The look in his eyes answered that question more eloquently than words ever could, and if he'd insisted, the result would have been extremely uncomfortable and ultimately fatal. But what he said was, ‘You can start on loading trolleys. Try not to bugger it up, it's hard enough as it is.'

‘Okay,' I said, making it sound a bit like a major concession during international trade negotiations. ‘Um, can someone show me what to do, or . . . ?'

His head slumped even further forward, implying he had a triple-jointed neck. ‘Yeah, why not?' he replied, as if to suggest that everything was so far gone that nothing really mattered any more. ‘Come with me, I'll show you myself.'

‘Thanks,' I said, but he managed to rise above it.

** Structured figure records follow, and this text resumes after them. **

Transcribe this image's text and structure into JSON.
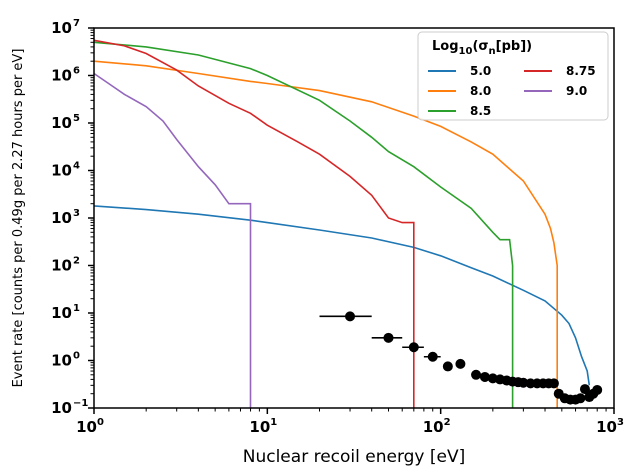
{
  "chart_data": {
    "type": "line",
    "xlabel": "Nuclear recoil energy [eV]",
    "ylabel": "Event rate [counts per 0.49g per 2.27 hours per eV]",
    "x_scale": "log",
    "y_scale": "log",
    "xlim": [
      1,
      1000
    ],
    "ylim": [
      0.1,
      10000000
    ],
    "x_ticks": [
      {
        "value": 1,
        "base": "10",
        "exp": "0"
      },
      {
        "value": 10,
        "base": "10",
        "exp": "1"
      },
      {
        "value": 100,
        "base": "10",
        "exp": "2"
      },
      {
        "value": 1000,
        "base": "10",
        "exp": "3"
      }
    ],
    "y_ticks": [
      {
        "value": 0.1,
        "label": "10",
        "exp": "−1"
      },
      {
        "value": 1,
        "label": "10",
        "exp": "0"
      },
      {
        "value": 10,
        "label": "10",
        "exp": "1"
      },
      {
        "value": 100,
        "label": "10",
        "exp": "2"
      },
      {
        "value": 1000,
        "label": "10",
        "exp": "3"
      },
      {
        "value": 10000,
        "label": "10",
        "exp": "4"
      },
      {
        "value": 100000,
        "label": "10",
        "exp": "5"
      },
      {
        "value": 1000000,
        "label": "10",
        "exp": "6"
      },
      {
        "value": 10000000,
        "label": "10",
        "exp": "7"
      }
    ],
    "grid": false,
    "legend": {
      "title_prefix": "Log",
      "title_sub": "10",
      "title_suffix": "(σ",
      "title_sub2": "n",
      "title_end": "[pb])",
      "placement": "top-right",
      "columns": 2
    },
    "series": [
      {
        "name": "5.0",
        "color": "#1f77b4",
        "x": [
          1,
          2,
          4,
          8,
          10,
          20,
          40,
          70,
          100,
          150,
          200,
          300,
          400,
          500,
          550,
          600,
          650,
          700,
          720
        ],
        "y": [
          1800,
          1500,
          1200,
          900,
          800,
          560,
          380,
          240,
          160,
          90,
          60,
          30,
          18,
          9,
          6,
          3,
          1.2,
          0.6,
          0.3
        ]
      },
      {
        "name": "8.0",
        "color": "#ff7f0e",
        "x": [
          1,
          2,
          4,
          8,
          10,
          20,
          40,
          70,
          100,
          150,
          200,
          300,
          400,
          430,
          450,
          470,
          470
        ],
        "y": [
          2000000,
          1600000,
          1100000,
          750000,
          680000,
          480000,
          280000,
          140000,
          85000,
          40000,
          22000,
          6000,
          1200,
          600,
          300,
          100,
          0.1
        ]
      },
      {
        "name": "8.5",
        "color": "#2ca02c",
        "x": [
          1,
          2,
          4,
          8,
          10,
          20,
          30,
          40,
          50,
          70,
          100,
          150,
          200,
          220,
          250,
          260,
          260
        ],
        "y": [
          5000000,
          4000000,
          2700000,
          1400000,
          1000000,
          300000,
          110000,
          50000,
          25000,
          12000,
          4500,
          1600,
          500,
          350,
          350,
          100,
          0.1
        ]
      },
      {
        "name": "8.75",
        "color": "#d62728",
        "x": [
          1,
          1.5,
          2,
          3,
          4,
          6,
          8,
          10,
          15,
          20,
          30,
          40,
          50,
          60,
          70,
          70
        ],
        "y": [
          5500000,
          4200000,
          2900000,
          1300000,
          600000,
          260000,
          160000,
          90000,
          40000,
          22000,
          7500,
          3000,
          1000,
          800,
          800,
          0.1
        ]
      },
      {
        "name": "9.0",
        "color": "#9467bd",
        "x": [
          1,
          1.2,
          1.5,
          2,
          2.5,
          3,
          4,
          5,
          6,
          8,
          8
        ],
        "y": [
          1100000,
          700000,
          400000,
          220000,
          110000,
          45000,
          12000,
          5000,
          2000,
          2000,
          0.1
        ]
      }
    ],
    "measurement": {
      "color": "#000000",
      "points": [
        {
          "x": 30,
          "y": 8.5,
          "xerr": [
            20,
            40
          ]
        },
        {
          "x": 50,
          "y": 3.0,
          "xerr": [
            40,
            60
          ]
        },
        {
          "x": 70,
          "y": 1.9,
          "xerr": [
            60,
            80
          ]
        },
        {
          "x": 90,
          "y": 1.2,
          "xerr": [
            80,
            100
          ]
        },
        {
          "x": 110,
          "y": 0.75
        },
        {
          "x": 130,
          "y": 0.85
        },
        {
          "x": 160,
          "y": 0.5
        },
        {
          "x": 180,
          "y": 0.45
        },
        {
          "x": 200,
          "y": 0.42
        },
        {
          "x": 220,
          "y": 0.4
        },
        {
          "x": 240,
          "y": 0.38
        },
        {
          "x": 260,
          "y": 0.36
        },
        {
          "x": 280,
          "y": 0.35
        },
        {
          "x": 300,
          "y": 0.34
        },
        {
          "x": 330,
          "y": 0.33
        },
        {
          "x": 360,
          "y": 0.33
        },
        {
          "x": 390,
          "y": 0.33
        },
        {
          "x": 420,
          "y": 0.33
        },
        {
          "x": 450,
          "y": 0.33
        },
        {
          "x": 480,
          "y": 0.2
        },
        {
          "x": 520,
          "y": 0.16
        },
        {
          "x": 560,
          "y": 0.15
        },
        {
          "x": 600,
          "y": 0.15
        },
        {
          "x": 640,
          "y": 0.16
        },
        {
          "x": 680,
          "y": 0.25
        },
        {
          "x": 720,
          "y": 0.17
        },
        {
          "x": 760,
          "y": 0.2
        },
        {
          "x": 800,
          "y": 0.24
        }
      ]
    }
  }
}
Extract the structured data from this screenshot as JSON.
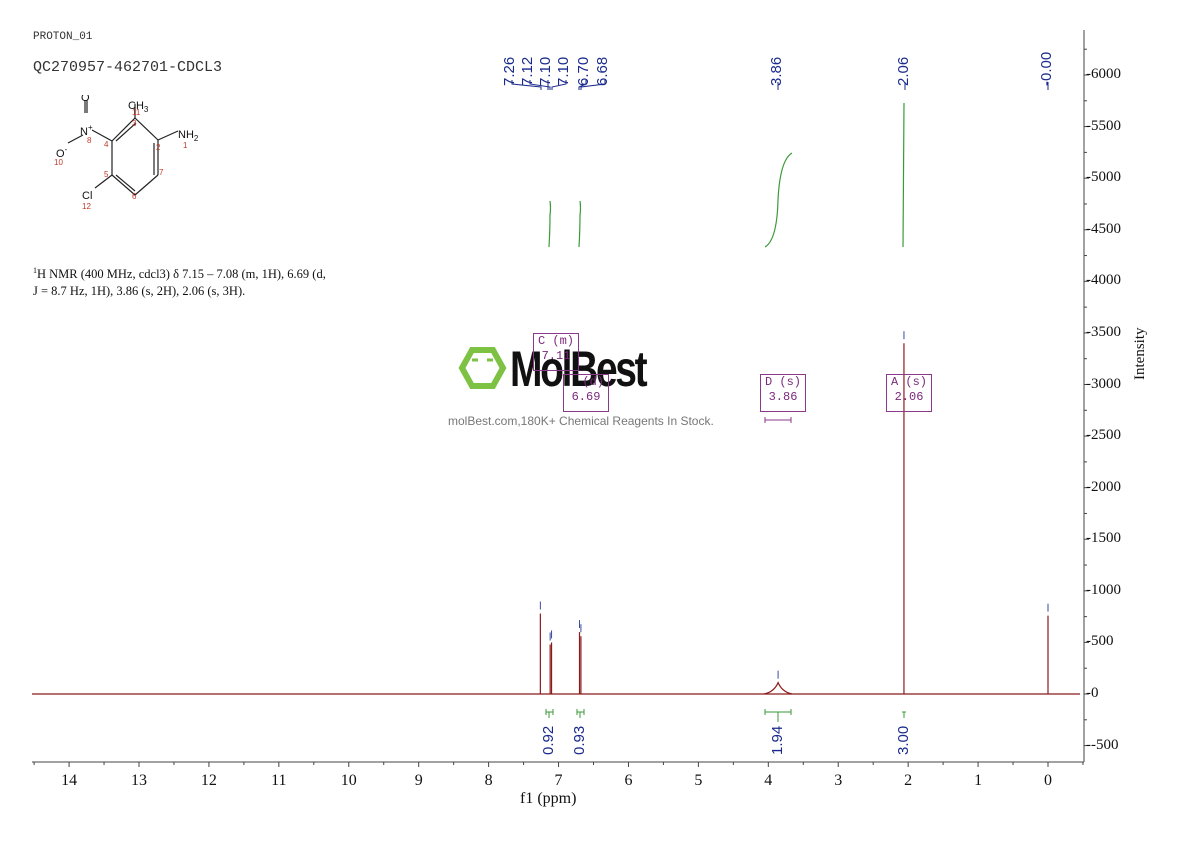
{
  "header": {
    "experiment": "PROTON_01",
    "sample_id": "QC270957-462701-CDCL3"
  },
  "structure": {
    "atoms": [
      {
        "label": "NH2",
        "num": "1"
      },
      {
        "label": "CH3",
        "num": "11"
      },
      {
        "label": "N+",
        "num": "8"
      },
      {
        "label": "O",
        "num": ""
      },
      {
        "label": "O-",
        "num": "10"
      },
      {
        "label": "Cl",
        "num": "12"
      }
    ],
    "ring_numbers": [
      "2",
      "3",
      "4",
      "5",
      "6",
      "7"
    ]
  },
  "description": {
    "sup": "1",
    "line1": "H NMR (400 MHz, cdcl3) δ 7.15 – 7.08 (m, 1H), 6.69 (d,",
    "line2": "J = 8.7 Hz, 1H), 3.86 (s, 2H), 2.06 (s, 3H)."
  },
  "watermark": {
    "brand": "MolBest",
    "tagline": "molBest.com,180K+ Chemical Reagents In Stock.",
    "logo_color": "#7dc242"
  },
  "colors": {
    "spectrum": "#8b1a1a",
    "integral": "#3a9a3a",
    "peak_label": "#1a2a8c",
    "multiplet_box": "#8b3a8b",
    "axis": "#333333"
  },
  "chart_data": {
    "type": "line",
    "title": "PROTON_01 QC270957-462701-CDCL3",
    "xlabel": "f1 (ppm)",
    "ylabel": "Intensity",
    "xlim": [
      14.5,
      -0.5
    ],
    "ylim": [
      -600,
      6400
    ],
    "x_ticks": [
      "14",
      "13",
      "12",
      "11",
      "10",
      "9",
      "8",
      "7",
      "6",
      "5",
      "4",
      "3",
      "2",
      "1",
      "0"
    ],
    "y_ticks": [
      "6000",
      "5500",
      "5000",
      "4500",
      "4000",
      "3500",
      "3000",
      "2500",
      "2000",
      "1500",
      "1000",
      "500",
      "0",
      "-500"
    ],
    "peak_labels": [
      "7.26",
      "7.12",
      "7.10",
      "7.10",
      "6.70",
      "6.68",
      "3.86",
      "2.06",
      "-0.00"
    ],
    "peaks": [
      {
        "ppm": 7.26,
        "intensity": 780
      },
      {
        "ppm": 7.12,
        "intensity": 480
      },
      {
        "ppm": 7.1,
        "intensity": 500
      },
      {
        "ppm": 6.7,
        "intensity": 600
      },
      {
        "ppm": 6.68,
        "intensity": 560
      },
      {
        "ppm": 3.86,
        "intensity": 110
      },
      {
        "ppm": 2.06,
        "intensity": 3400
      },
      {
        "ppm": 0.0,
        "intensity": 760
      }
    ],
    "integrals": [
      {
        "range": [
          7.15,
          7.08
        ],
        "value": "0.92"
      },
      {
        "range": [
          6.72,
          6.66
        ],
        "value": "0.93"
      },
      {
        "range": [
          4.0,
          3.72
        ],
        "value": "1.94"
      },
      {
        "range": [
          2.08,
          2.04
        ],
        "value": "3.00"
      }
    ],
    "multiplets": [
      {
        "id": "C",
        "type": "(m)",
        "shift": "7.11"
      },
      {
        "id": "B",
        "type": "(d)",
        "shift": "6.69"
      },
      {
        "id": "D",
        "type": "(s)",
        "shift": "3.86"
      },
      {
        "id": "A",
        "type": "(s)",
        "shift": "2.06"
      }
    ]
  }
}
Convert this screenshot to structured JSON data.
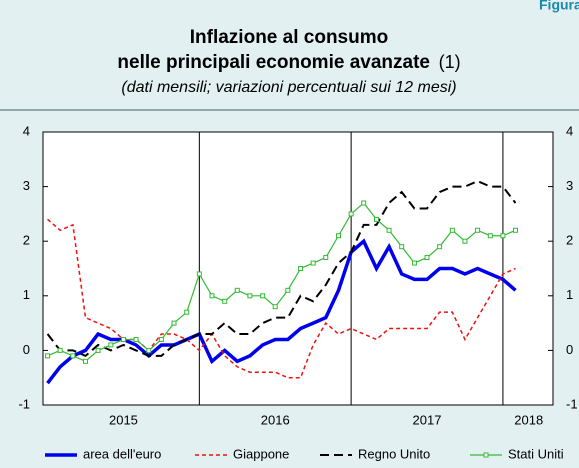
{
  "header_label": "Figura",
  "chart_data": {
    "type": "line",
    "title": [
      "Inflazione al consumo",
      "nelle principali economie avanzate"
    ],
    "title_note": "(1)",
    "subtitle": "(dati mensili; variazioni percentuali sui 12 mesi)",
    "x": [
      2015,
      2015.083,
      2015.167,
      2015.25,
      2015.333,
      2015.417,
      2015.5,
      2015.583,
      2015.667,
      2015.75,
      2015.833,
      2015.917,
      2016,
      2016.083,
      2016.167,
      2016.25,
      2016.333,
      2016.417,
      2016.5,
      2016.583,
      2016.667,
      2016.75,
      2016.833,
      2016.917,
      2017,
      2017.083,
      2017.167,
      2017.25,
      2017.333,
      2017.417,
      2017.5,
      2017.583,
      2017.667,
      2017.75,
      2017.833,
      2017.917,
      2018,
      2018.083
    ],
    "xlim": [
      2014.97,
      2018.33
    ],
    "xticks": [
      {
        "value": 2015.5,
        "label": "2015"
      },
      {
        "value": 2016.5,
        "label": "2016"
      },
      {
        "value": 2017.5,
        "label": "2017"
      },
      {
        "value": 2018.17,
        "label": "2018"
      }
    ],
    "xgrid": [
      2016,
      2017,
      2018
    ],
    "ylim": [
      -1,
      4
    ],
    "yticks": [
      -1,
      0,
      1,
      2,
      3,
      4
    ],
    "y2lim": [
      -1,
      4
    ],
    "y2ticks": [
      -1,
      0,
      1,
      2,
      3,
      4
    ],
    "series": [
      {
        "name": "area dell'euro",
        "color": "#0000ee",
        "style": "solid",
        "values": [
          -0.6,
          -0.3,
          -0.1,
          0.0,
          0.3,
          0.2,
          0.2,
          0.1,
          -0.1,
          0.1,
          0.1,
          0.2,
          0.3,
          -0.2,
          0.0,
          -0.2,
          -0.1,
          0.1,
          0.2,
          0.2,
          0.4,
          0.5,
          0.6,
          1.1,
          1.8,
          2.0,
          1.5,
          1.9,
          1.4,
          1.3,
          1.3,
          1.5,
          1.5,
          1.4,
          1.5,
          1.4,
          1.3,
          1.1
        ]
      },
      {
        "name": "Giappone",
        "color": "#ee1111",
        "style": "dotted",
        "values": [
          2.4,
          2.2,
          2.3,
          0.6,
          0.5,
          0.4,
          0.2,
          0.2,
          0.0,
          0.3,
          0.3,
          0.2,
          0.0,
          0.3,
          -0.1,
          -0.3,
          -0.4,
          -0.4,
          -0.4,
          -0.5,
          -0.5,
          0.1,
          0.5,
          0.3,
          0.4,
          0.3,
          0.2,
          0.4,
          0.4,
          0.4,
          0.4,
          0.7,
          0.7,
          0.2,
          0.6,
          1.0,
          1.4,
          1.5
        ]
      },
      {
        "name": "Regno Unito",
        "color": "#000000",
        "style": "dashed",
        "values": [
          0.3,
          0.0,
          0.0,
          -0.1,
          0.1,
          0.0,
          0.1,
          0.0,
          -0.1,
          -0.1,
          0.1,
          0.2,
          0.3,
          0.3,
          0.5,
          0.3,
          0.3,
          0.5,
          0.6,
          0.6,
          1.0,
          0.9,
          1.2,
          1.6,
          1.8,
          2.3,
          2.3,
          2.7,
          2.9,
          2.6,
          2.6,
          2.9,
          3.0,
          3.0,
          3.1,
          3.0,
          3.0,
          2.7
        ]
      },
      {
        "name": "Stati Uniti",
        "color": "#33bb33",
        "style": "markers",
        "values": [
          -0.1,
          0.0,
          -0.1,
          -0.2,
          0.0,
          0.1,
          0.2,
          0.2,
          0.0,
          0.2,
          0.5,
          0.7,
          1.4,
          1.0,
          0.9,
          1.1,
          1.0,
          1.0,
          0.8,
          1.1,
          1.5,
          1.6,
          1.7,
          2.1,
          2.5,
          2.7,
          2.4,
          2.2,
          1.9,
          1.6,
          1.7,
          1.9,
          2.2,
          2.0,
          2.2,
          2.1,
          2.1,
          2.2
        ]
      }
    ],
    "legend": "bottom"
  }
}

We walked on in silence for a few minutes, to the point where I began to make out recognisable shapes in the distance. On the walls there were shelves, the usual steel angle-iron type bolted together like good old-fashioned Meccano, except that each shelving unit was the size of the Pompidou Centre. Fortunately there were lifts from the ground to each shelf, and running along each shelf a little railway line, beside which gangs of elves, each gang between twenty and fifty strong, were hauling about such things as cardboard boxes, reels of thread and rolls of canvas. Each item was mounted on a sled and tied down to stop it toppling off and flattening the crew, and the gangs were hauling on ropes like students re-enacting the building of Stonehenge. When they reached the railhead there were derricks and cranes to hoist the load off the sled and onto a flatbed truck, which waited in a siding till a locomotive arrived to haul it to the lift shaft. I noticed that all the railway stuff – track and rolling stock and engines - was the same Hornby Dublo I'd had in my train set when I was a kid.